Wednesday, March 11, 2009

9) UNIX Shell Script - automating the benbo script for more than one input file

This is a simple shell script used for running benbo for more than one input file.


Process Code

for i in xx*
do
./benbo.sh 1 $i > $i\_out.txt
done



Usage Notes:

1) To run the script assuming the code is saved in a file called benbo2.sh: ./benbo2.sh.

2) This script will run benbo.sh for more than one input file, however all the input files would have to include "xx" in their filenames.

3)The user may switch to the perl version of benbo by substituting ./benbo.sh to ./benbo.pl in the above code.

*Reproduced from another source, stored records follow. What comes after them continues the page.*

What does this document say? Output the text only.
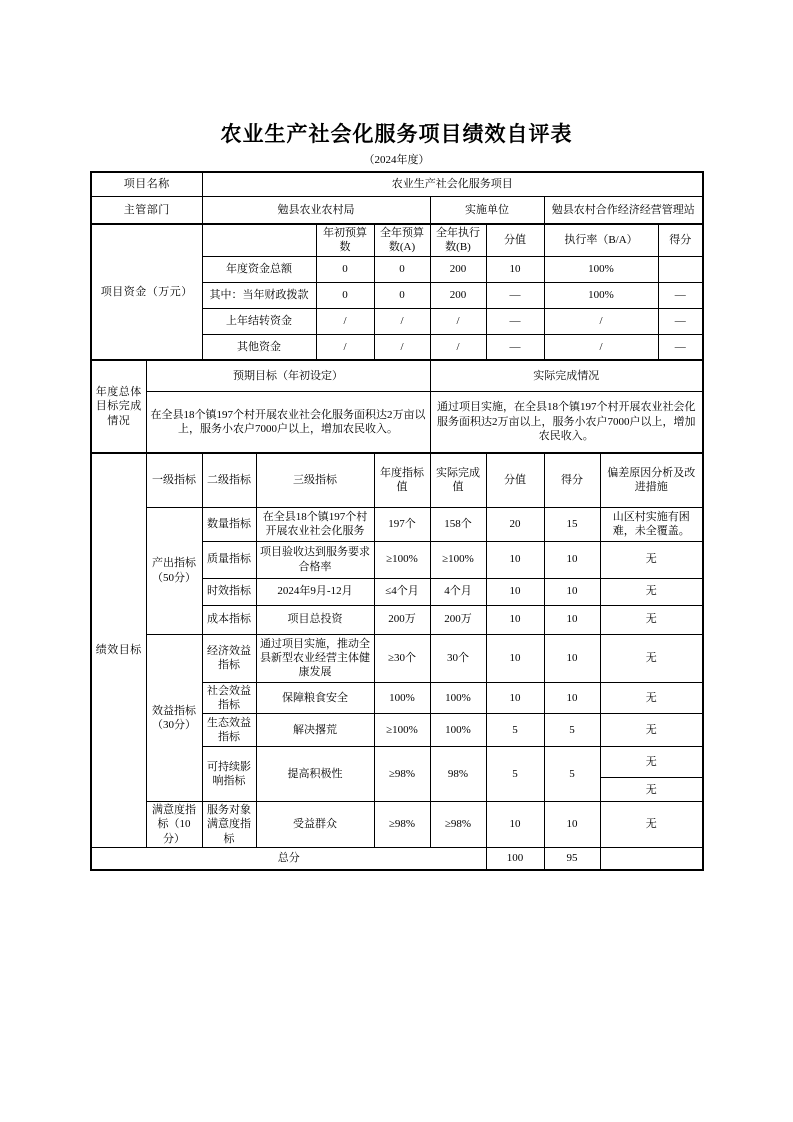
农业生产社会化服务项目绩效自评表
（2024年度）
项目名称		农业生产社会化服务项目								
主管部门		勉县农业农村局				实施单位		勉县农村合作经济经营管理站		
项目资金（万元）				年初预算数	全年预算数(A)	全年执行数(B)	分值	执行率（B/A）		得分
		年度资金总额		0	0	200	10	100%		
		其中：当年财政拨款		0	0	200	—	100%		—
		上年结转资金		/	/	/	—	/		—
		其他资金		/	/	/	—	/		—
年度总体目标完成情况	预期目标（年初设定）					实际完成情况				
	在全县18个镇197个村开展农业社会化服务面积达2万亩以上，服务小农户7000户以上，增加农民收入。					通过项目实施，在全县18个镇197个村开展农业社会化服务面积达2万亩以上，服务小农户7000户以上，增加农民收入。				
绩效目标	一级指标	二级指标	三级指标		年度指标值	实际完成值	分值	得分	偏差原因分析及改进措施	
	产出指标（50分）	数量指标	在全县18个镇197个村开展农业社会化服务		197个	158个	20	15	山区村实施有困难，未全覆盖。	
		质量指标	项目验收达到服务要求合格率		≥100%	≥100%	10	10	无	
		时效指标	2024年9月-12月		≤4个月	4个月	10	10	无	
		成本指标	项目总投资		200万	200万	10	10	无	
	效益指标（30分）	经济效益指标	通过项目实施，推动全县新型农业经营主体健康发展		≥30个	30个	10	10	无	
		社会效益指标	保障粮食安全		100%	100%	10	10	无	
		生态效益指标	解决撂荒		≥100%	100%	5	5	无	
		可持续影响指标	提高积极性		≥98%	98%	5	5	无	
									无	
	满意度指标（10分）	服务对象满意度指标	受益群众		≥98%	≥98%	10	10	无	
总分							100	95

4) This script assumes that the index protein/nucleotide sequence is on the first line, the user may change "1" to another number in the above code if their index sequence is not located on the first line of their input file.

5) The output files will be generated on the same folder and named as "input file name"_out.txt


Code by: BenBen
Blog Post by: BenBen

1 comment:

  1. 1. #!/bin/bash on the first line will tell shell to feed all the script to bash, whereas #!/usr/bin/perl or wherever you keep the perl exe will tell shell to feed the script to perl. If the script is bash script, and you feed it to perl...
    2. The iteration construct for bash or shell script is as follows:
    for [variablename] in [list of stuff]
    do
    [script]
    done
    3. [list of stuff] can be an actual list, e.g. xx01, xx02, etc
    It can also be globbing of a filename expansion and substitution of the wildcard, e.g. xx* in your case, where it is a list of all files starting with xx in the current folder where the program was executed.
    It can also be variable substitution, assuming you have previously defined a variable, or you are feeding in $1 from the command line argument for example.
    It can also be command substitution, whereby the output of a shell command or a series of them, becomes the list of items.
    Shell treats spaces as the separator. Unfortunately, I don't know if there is a way of switching space as the separator. So if your output includes spaces, it has to be protected.